Hi guys, I recently purchased a Denon 1910 and paired them up with some JBL CS480BG 5.1 Speakers. Right now I have my Playstation 3 and TV hooked up to it but I want to add my PC to it also which I have running to the TV via a DVI to HDMI cable but that doesnt transfer audio (only video) so I would need to use an optical cable for audio.

My questions are (sorry If their newbie this is my first time owning a surround sound system & receiver):

*
1) What is the proper way to connect the receiver on the back panel of my Samsung LCD TV? Right now I have it hooked up from "Monitor Out" on the receiver to HDMI 1 on the back of my TV with an HDMI cable.

2) How can I get my TV channels to play on my surround sound speakers? 

When I have the AVR 1910 receiver turned on the built in tv speakers on the TV turn off but no sound plays from the tv speakers when I have the "Source" on the TV set to TV. If I change the "Source" on the TV remote to HDMI 1 which is where I have the receiver plugged in and press "TV" on the AVR 1910 receiver control I will get a black screen with no auido. 

I tried to see if maybe I have the speakers connected wrong or something but the speakers work fine when I have the receiver changed to HDCP which is where I have my PS3 connected with an HDMI cable.

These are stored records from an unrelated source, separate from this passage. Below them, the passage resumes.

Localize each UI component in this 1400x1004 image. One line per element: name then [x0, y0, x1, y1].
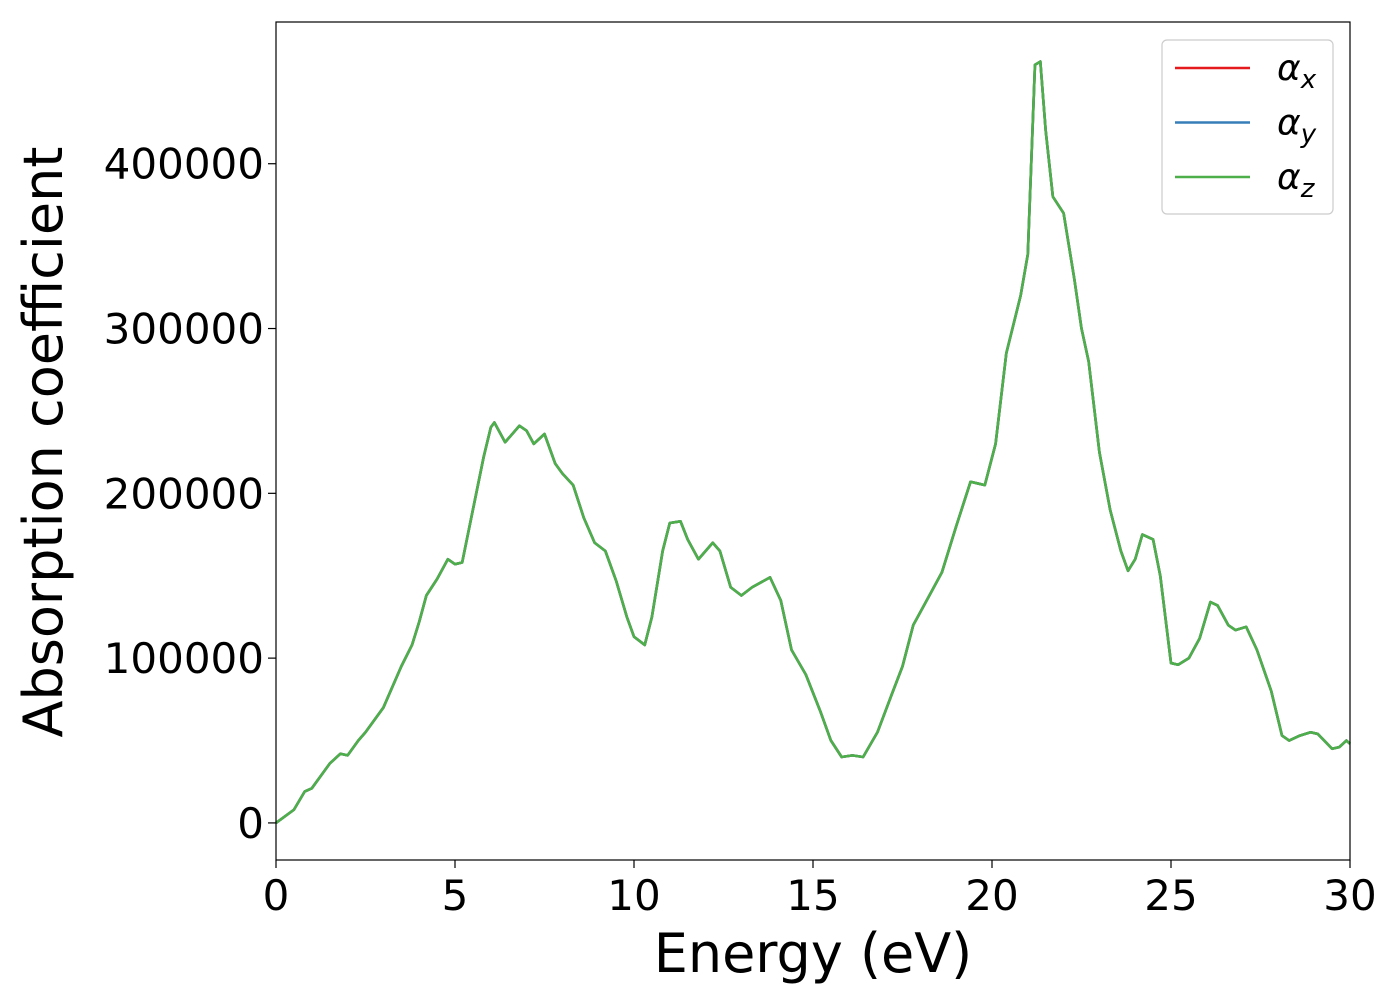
x-axis-label: Energy (eV) — [654, 922, 973, 985]
y-tick-label: 300000 — [104, 305, 264, 354]
plot-frame — [275, 21, 1351, 861]
legend-box — [1161, 39, 1334, 215]
x-tick-label: 10 — [607, 871, 660, 920]
y-tick-label: 0 — [237, 799, 264, 848]
x-tick-label: 0 — [263, 871, 290, 920]
x-tick-label: 5 — [442, 871, 469, 920]
legend-label: αz — [1277, 157, 1316, 204]
y-axis-label: Absorption coefficient — [12, 147, 75, 738]
y-tick-label: 400000 — [104, 140, 264, 189]
x-tick-label: 25 — [1144, 871, 1197, 920]
legend-label: αx — [1277, 48, 1317, 95]
x-tick-label: 30 — [1323, 871, 1376, 920]
x-tick-label: 15 — [786, 871, 839, 920]
legend-label: αy — [1277, 103, 1317, 150]
y-tick-label: 200000 — [104, 469, 264, 518]
line-series — [275, 60, 1351, 824]
x-tick-label: 20 — [965, 871, 1018, 920]
y-tick-label: 100000 — [104, 634, 264, 683]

3) Is it possible to use the receiver to watch tv channels without a cable box, VCR, DVR, or Satellite receiver?

4) How would I go about connecting my PC to my Denon 1910 if I have my PC hooked up to my TV with a DVI to HDMI cable that doesnt have audio? I have a couple of optical cables laying around and an optical port on my motherboard.

*
thank you for your help

Sincerely
- Reinier


----------



## tonyvdb (Sep 5, 2007)

Hello and welcome to the Shack!


Reinier said:


> 1) What is the proper way to connect the receiver on the back panel of my Samsung LCD TV? Right now I have it hooked up from "Monitor Out" on the receiver to HDMI 1 on the back of my TV with an HDMI cable.

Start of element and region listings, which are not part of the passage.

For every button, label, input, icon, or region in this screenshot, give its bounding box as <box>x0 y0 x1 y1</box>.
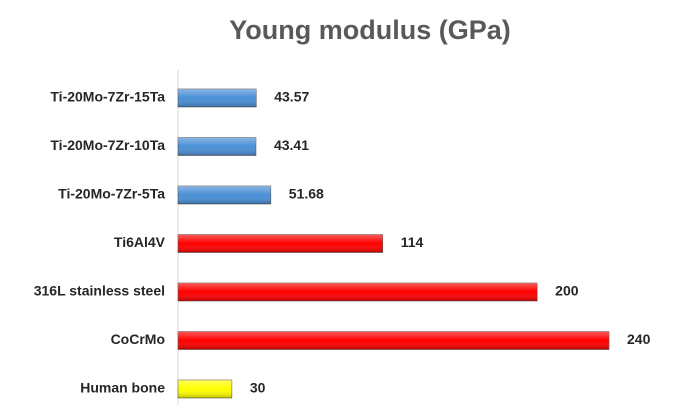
bar-shade <box>178 331 609 350</box>
bar-shade <box>178 137 256 156</box>
value-label: 43.57 <box>274 89 309 105</box>
value-label: 30 <box>250 380 266 396</box>
bar-shade <box>178 234 383 253</box>
y-tick-label: 316L stainless steel <box>34 283 165 299</box>
value-label: 51.68 <box>289 186 324 202</box>
y-tick-label: Ti-20Mo-7Zr-10Ta <box>50 137 165 153</box>
value-label: 114 <box>401 234 424 250</box>
bar-shade <box>178 283 538 301</box>
y-tick-label: Ti-20Mo-7Zr-5Ta <box>58 186 165 202</box>
value-label: 240 <box>627 331 651 347</box>
y-tick-label: Ti-20Mo-7Zr-15Ta <box>50 89 165 105</box>
y-tick-label: CoCrMo <box>111 331 165 347</box>
bar-shade <box>178 89 257 107</box>
y-tick-label: Human bone <box>80 380 165 396</box>
value-label: 200 <box>555 283 579 299</box>
bar-shade <box>178 186 271 204</box>
value-label: 43.41 <box>274 137 309 153</box>
y-tick-label: Ti6Al4V <box>114 234 166 250</box>
chart-title: Young modulus (GPa) <box>229 15 510 45</box>
bar-shade <box>178 380 232 398</box>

Yes this is the correct way.



> 2) How can I get my TV channels to play on my surround sound speakers?
> 
> when I have the receiver turned on the built in speakers on the TV turn off but no sound plays from the speakers when I have the "Source" on the TV set to TV. If I change the "Source" on the TV remote to HDMI 1 which is where I have the receiver plugged in and press "TV" on the receiver control I will get a black screen with no auido. I tried to see if maybe I have the speakers connected wrong or something but the speakers sound fine when I have the receiver changed to HDCP which is where I have my PS3 connected with an HDMI cable.


your tv will have an optical out for audio that you can use just run that back into the receivers TV input. Keep the TV on the "TV" input.

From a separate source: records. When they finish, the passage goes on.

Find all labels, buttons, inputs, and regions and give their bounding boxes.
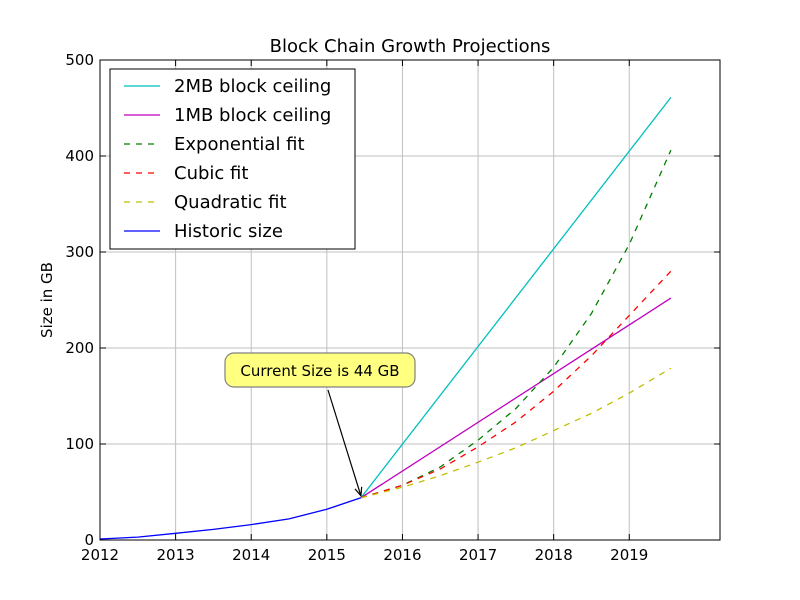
y-axis-label: Size in GB: [38, 262, 56, 338]
series-line-exponential-fit: [360, 149, 672, 499]
annotation-arrow: [327, 389, 362, 496]
x-tick-label: 2017: [459, 546, 497, 564]
legend-box: [109, 68, 356, 250]
x-tick-label: 2016: [383, 546, 421, 564]
legend-label: Quadratic fit: [174, 192, 287, 213]
legend-label: 2MB block ceiling: [174, 76, 331, 97]
annotation-box: [224, 352, 416, 388]
annotation: Current Size is 44 GB: [224, 352, 416, 498]
plot-frame: [99, 59, 721, 541]
x-tick-label: 2018: [535, 546, 573, 564]
y-tick-label: 200: [65, 339, 94, 357]
series-line-2mb-block-ceiling: [360, 97, 672, 499]
series-lines: [99, 97, 672, 540]
series-line-cubic-fit: [360, 270, 672, 499]
y-tick-label: 0: [84, 531, 94, 549]
x-tick-label: 2019: [610, 546, 648, 564]
annotation-text: Current Size is 44 GB: [240, 362, 399, 380]
x-tick-label: 2013: [157, 546, 195, 564]
x-tick-label: 2014: [232, 546, 270, 564]
legend-label: Historic size: [174, 221, 283, 242]
y-tick-label: 500: [65, 51, 94, 69]
x-tick-label: 2012: [81, 546, 119, 564]
legend-label: Exponential fit: [174, 134, 305, 155]
y-tick-label: 300: [65, 243, 94, 261]
annotation-arrowhead: [354, 486, 363, 498]
legend-label: 1MB block ceiling: [174, 105, 331, 126]
y-tick-label: 400: [65, 147, 94, 165]
chart-title: Block Chain Growth Projections: [270, 36, 551, 57]
series-line-historic-size: [99, 497, 362, 540]
y-tick-label: 100: [65, 435, 94, 453]
legend: 2MB block ceiling 1MB block ceiling Expone…: [109, 68, 356, 250]
axis-ticks: 2012 2013 2014 2015 2016 2017 2018 2019 0 100 200 3…: [65, 51, 720, 564]
series-line-1mb-block-ceiling: [360, 297, 672, 499]
x-tick-label: 2015: [308, 546, 346, 564]
legend-label: Cubic fit: [174, 163, 248, 184]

> 4) How would I go about connecting my PC to my Denon 1910 if I have my PC hooked up to my TV with a DVI to HDMI cable that doesnt have audio? I have a couple of optical cables laying around and an optical port on my motherboard.


again select the DVI input on the TV and run an optical cable from the PC to the receiver into an input you want to use
Hopefully this helps.


----------



## Reinier (Mar 23, 2010)

thank you for the fast response, one other doubt that I have is about the digital optical cables. I have tried two different brands of optical cables and both have shown the same issue. How hard are you soposed to push optical cables in the socket? because both brands seem to be a little bit loose on the socket, I tried pushing them in pretty hard but i wouldnt want to break the socket.

I see the red light on the other end of the cable though but it doesnt look like it does anything when connected in the tv in part of the receiver to the tv


----------



## tonyvdb (Sep 5, 2007)

If it works then your in the socket properly and it only goes in one way. There should be a small snap when it is in properly.


----------